Blair traveled all over the continent to find his Sapphires. “We wanted to unearth four girls, just like ‘American Idol,’ ” he says. “It took eight months. We started with 150 and worked our way down. It was really tough when we hit 16, then 12, and eight, and, finally, four.” As “The Sapphires” became a darling of the festival circuit, art began to imitate life. At the Cannes Film Festival, “a driver was there to pick us up and Cynthia and Gail took photos of their names on his placard. It was crazily beautiful,” says Blair, who grew up in a small town in Queensland and now lives in Sydney.
Mauboy, 23, the runner-up in 2006 on the fourth season of “Australian Idol,” plays the attractive Julie, who becomes the group’s lead singer. Mauboy hails from Darwin, a small, isolated town in the far north. “I knew the film would touch people in Australia because of the history and the issues in it, but I never expected it to be a global hit,” says Mauboy. “We’re all from small towns. When we got to France, then Toronto, and even New York, we were all looking at each other like, ‘Is this really happening?’ ”
True to the film, Mauboy says country-western music still remains popular in Aboriginal communities. “It’s passed from generation to generation. My mother played these songs for me, but she also introduced me to soul.” Mauboy learned the Michael Jackson version of “Who’s Loving You” at a young age; she recently sang it at the after-party for her film’s New York premiere.

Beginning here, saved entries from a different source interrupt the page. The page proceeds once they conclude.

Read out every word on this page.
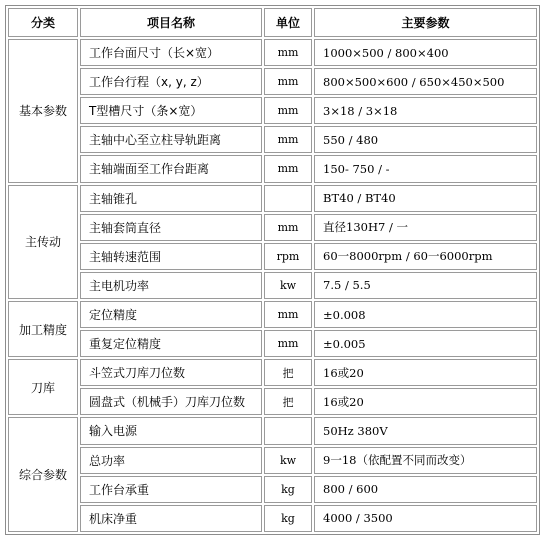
分类	项目名称	单位	主要参数
基本参数	工作台面尺寸（长×宽）	mm	1000×500 / 800×400
	工作台行程（x, y, z）	mm	800×500×600 / 650×450×500
	T型槽尺寸（条×宽）	mm	3×18 / 3×18
	主轴中心至立柱导轨距离	mm	550 / 480
	主轴端面至工作台距离	mm	150- 750 / -
主传动	主轴锥孔		BT40 / BT40
	主轴套筒直径	mm	直径130H7 / 一
	主轴转速范围	rpm	60一8000rpm / 60一6000rpm
	主电机功率	kw	7.5 / 5.5
加工精度	定位精度	mm	±0.008
	重复定位精度	mm	±0.005
刀库	斗笠式刀库刀位数	把	16或20
	圆盘式（机械手）刀库刀位数	把	16或20
综合参数	输入电源		50Hz 380V
	总功率	kw	9一18（依配置不同而改变）
	工作台承重	kg	800 / 600
	机床净重	kg	4000 / 3500
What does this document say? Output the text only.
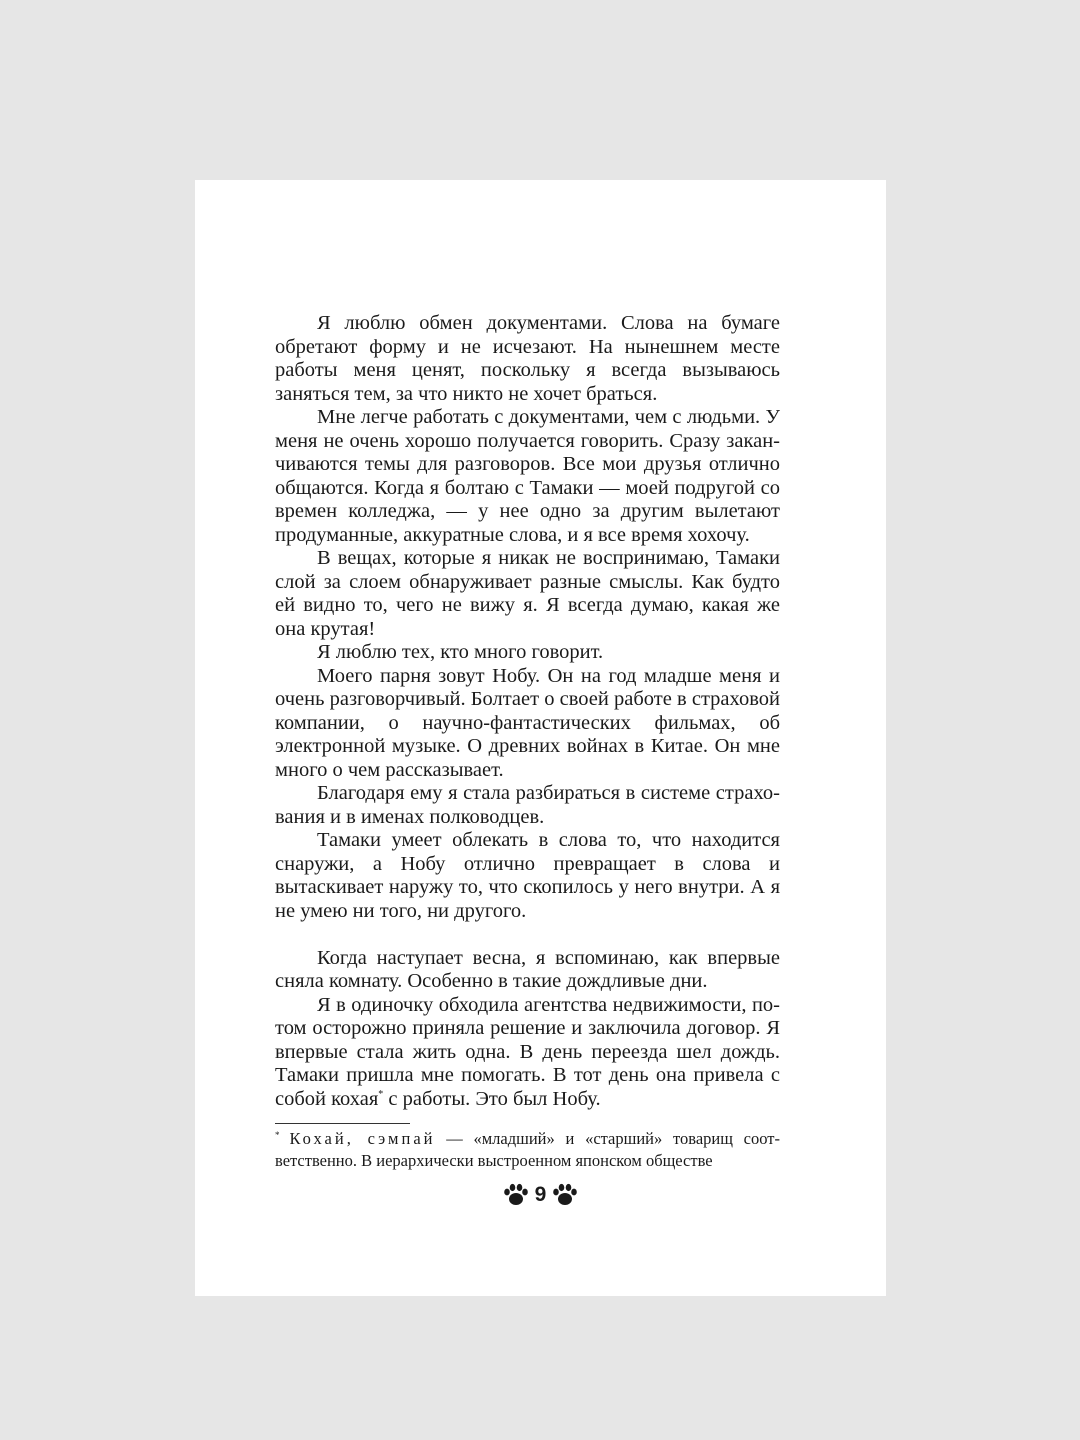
Я люблю обмен документами. Слова на бумаге обретают форму и не исчезают. На нынешнем месте работы меня ценят, поскольку я всегда вызываюсь заняться тем, за что никто не хочет браться.

Мне легче работать с документами, чем с людьми. У меня не очень хорошо получается говорить. Сразу заканчиваются темы для разговоров. Все мои друзья отлично общаются. Когда я болтаю с Тамаки — моей подругой со времен колледжа, — у нее одно за другим вылетают продуманные, аккуратные слова, и я все время хохочу.

В вещах, которые я никак не воспринимаю, Тамаки слой за слоем обнаруживает разные смыслы. Как будто ей видно то, чего не вижу я. Я всегда думаю, какая же она крутая!

Я люблю тех, кто много говорит.

Моего парня зовут Нобу. Он на год младше меня и очень разговорчивый. Болтает о своей работе в страховой компании, о научно-фантастических фильмах, об электронной музыке. О древних войнах в Китае. Он мне много о чем рассказывает.

Благодаря ему я стала разбираться в системе страхования и в именах полководцев.

Тамаки умеет облекать в слова то, что находится снаружи, а Нобу отлично превращает в слова и вытаскивает наружу то, что скопилось у него внутри. А я не умею ни того, ни другого.

Когда наступает весна, я вспоминаю, как впервые сняла комнату. Особенно в такие дождливые дни.

Я в одиночку обходила агентства недвижимости, потом осторожно приняла решение и заключила договор. Я впервые стала жить одна. В день переезда шел дождь. Тамаки пришла мне помогать. В тот день она привела с собой кохая* с работы. Это был Нобу.

* Кохай, сэмпай — «младший» и «старший» товарищ соответственно. В иерархически выстроенном японском обществе

9
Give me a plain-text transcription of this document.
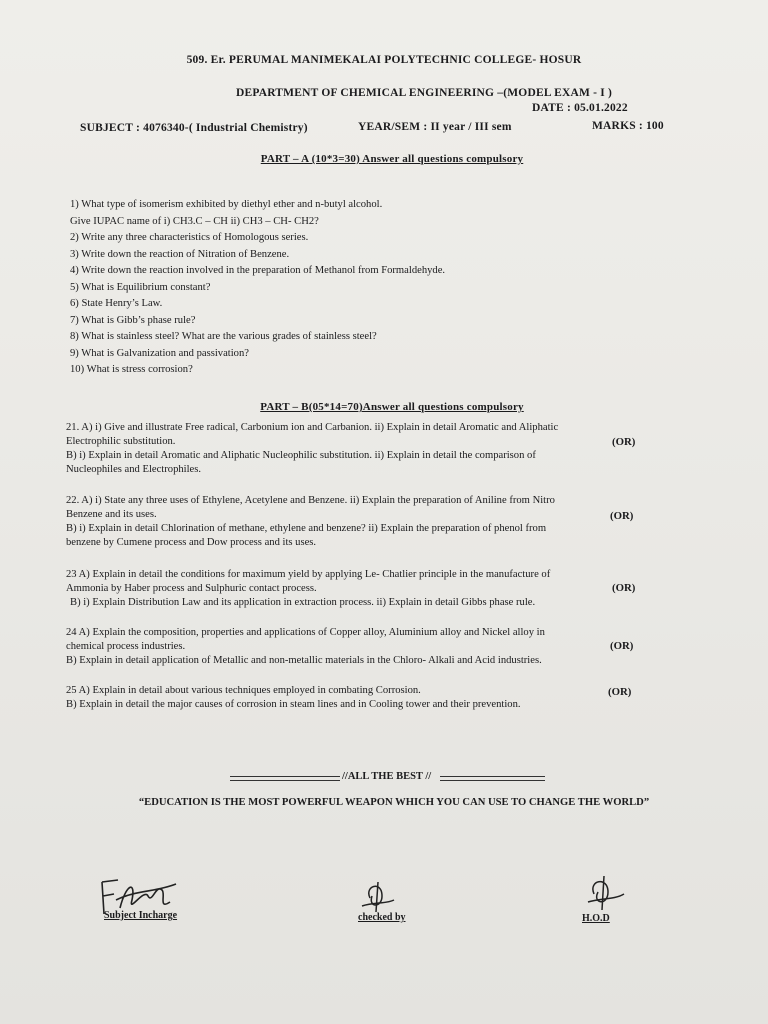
509. Er. PERUMAL MANIMEKALAI POLYTECHNIC COLLEGE- HOSUR
DEPARTMENT OF CHEMICAL ENGINEERING –(MODEL EXAM - I )
DATE : 05.01.2022
SUBJECT : 4076340-( Industrial Chemistry)	YEAR/SEM : II year / III sem	MARKS : 100
PART – A (10*3=30) Answer all questions compulsory
1) What type of isomerism exhibited by diethyl ether and n-butyl alcohol.
Give IUPAC name of i) CH3.C – CH ii) CH3 – CH- CH2?
2) Write any three characteristics of Homologous series.
3) Write down the reaction of Nitration of Benzene.
4) Write down the reaction involved in the preparation of Methanol from Formaldehyde.
5) What is Equilibrium constant?
6) State Henry’s Law.
7) What is Gibb’s phase rule?
8) What is stainless steel? What are the various grades of stainless steel?
9) What is Galvanization and passivation?
10) What is stress corrosion?
PART – B(05*14=70)Answer all questions compulsory
21. A) i) Give and illustrate Free radical, Carbonium ion and Carbanion. ii) Explain in detail Aromatic and Aliphatic
Electrophilic substitution.
B) i) Explain in detail Aromatic and Aliphatic Nucleophilic substitution. ii) Explain in detail the comparison of
Nucleophiles and Electrophiles.
(OR)
22. A) i) State any three uses of Ethylene, Acetylene and Benzene. ii) Explain the preparation of Aniline from Nitro
Benzene and its uses.
B) i) Explain in detail Chlorination of methane, ethylene and benzene? ii) Explain the preparation of phenol from
benzene by Cumene process and Dow process and its uses.
(OR)
23 A) Explain in detail the conditions for maximum yield by applying Le- Chatlier principle in the manufacture of
Ammonia by Haber process and Sulphuric contact process.
B) i) Explain Distribution Law and its application in extraction process. ii) Explain in detail Gibbs phase rule.
(OR)
24 A) Explain the composition, properties and applications of Copper alloy, Aluminium alloy and Nickel alloy in
chemical process industries.
B) Explain in detail application of Metallic and non-metallic materials in the Chloro- Alkali and Acid industries.
(OR)
25 A) Explain in detail about various techniques employed in combating Corrosion.
B) Explain in detail the major causes of corrosion in steam lines and in Cooling tower and their prevention.
(OR)
//ALL THE BEST //
“EDUCATION IS THE MOST POWERFUL WEAPON WHICH YOU CAN USE TO CHANGE THE WORLD”
Subject Incharge	checked by	H.O.D
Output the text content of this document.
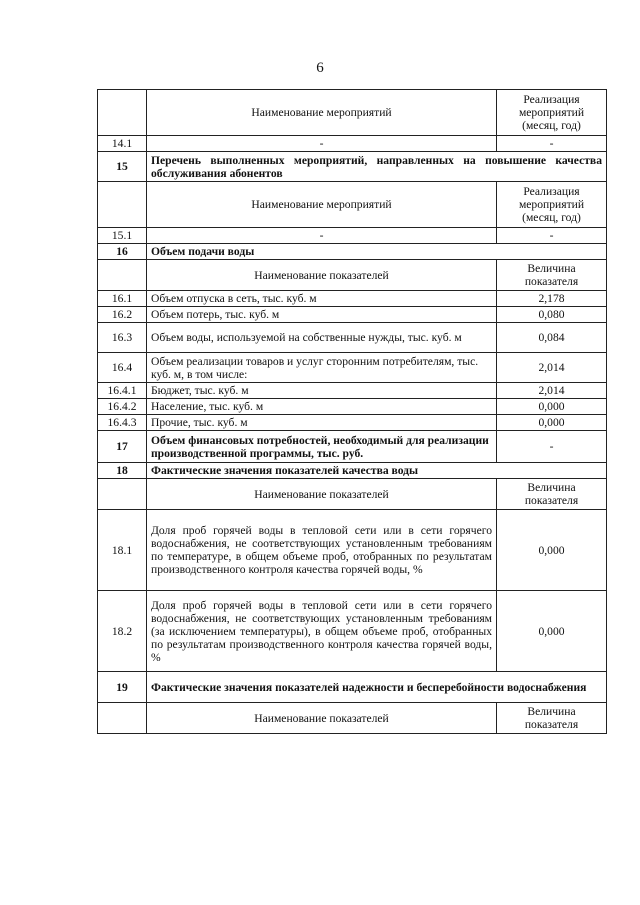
6
	Наименование мероприятий	Реализация мероприятий (месяц, год)
14.1	-	-
15	Перечень выполненных мероприятий, направленных на повышение качества обслуживания абонентов	
	Наименование мероприятий	Реализация мероприятий (месяц, год)
15.1	-	-
16	Объем подачи воды	
	Наименование показателей	Величина показателя
16.1	Объем отпуска в сеть, тыс. куб. м	2,178
16.2	Объем потерь, тыс. куб. м	0,080
16.3	Объем воды, используемой на собственные нужды, тыс. куб. м	0,084
16.4	Объем реализации товаров и услуг сторонним потребителям, тыс. куб. м, в том числе:	2,014
16.4.1	Бюджет, тыс. куб. м	2,014
16.4.2	Население, тыс. куб. м	0,000
16.4.3	Прочие, тыс. куб. м	0,000
17	Объем финансовых потребностей, необходимый для реализации производственной программы, тыс. руб.	-
18	Фактические значения показателей качества воды	
	Наименование показателей	Величина показателя
18.1	Доля проб горячей воды в тепловой сети или в сети горячего водоснабжения, не соответствующих установленным требованиям по температуре, в общем объеме проб, отобранных по результатам производственного контроля качества горячей воды, %	0,000
18.2	Доля проб горячей воды в тепловой сети или в сети горячего водоснабжения, не соответствующих установленным требованиям (за исключением температуры), в общем объеме проб, отобранных по результатам производственного контроля качества горячей воды, %	0,000
19	Фактические значения показателей надежности и бесперебойности водоснабжения	
	Наименование показателей	Величина показателя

Blair says the positive response to the movie is also a credit to the “indigenous actors and filmmakers telling this story about four Aboriginal women.” The film’s opening and closing title cards explain the travesty of Australian government policies still in place up to the early 1970s that forced Aboriginal children from their homes. This forms a subplot in “The Sapphires”: The light-skinned Kay, taken as a child from the community and raised by a white family, must come to terms with her heritage.
“The Stolen Generation,” as it is now called, wasn’t talked about much when Blair was growing up, he says. “It wasn’t generally known unless you knew somebody that it happened to. When they found out about it, many indigenous people could not believe this was the country they lived in. It had to be discussed in a public forum. Artists and creative people still feel moved to discuss it,” he says.
“There have been some great indigenous films in the last few years — ‘Bran Nue Dae,’ ‘Satellite Boy,’ ‘Samson and Delilah,’ which went to Cannes, too. An indigenous surge seems to be happening,” says Blair. “Australia is still coming to terms with its Aboriginal history. So to get four aboriginal women onto the big screen or into people’s living rooms is a big deal. And I’m very proud.”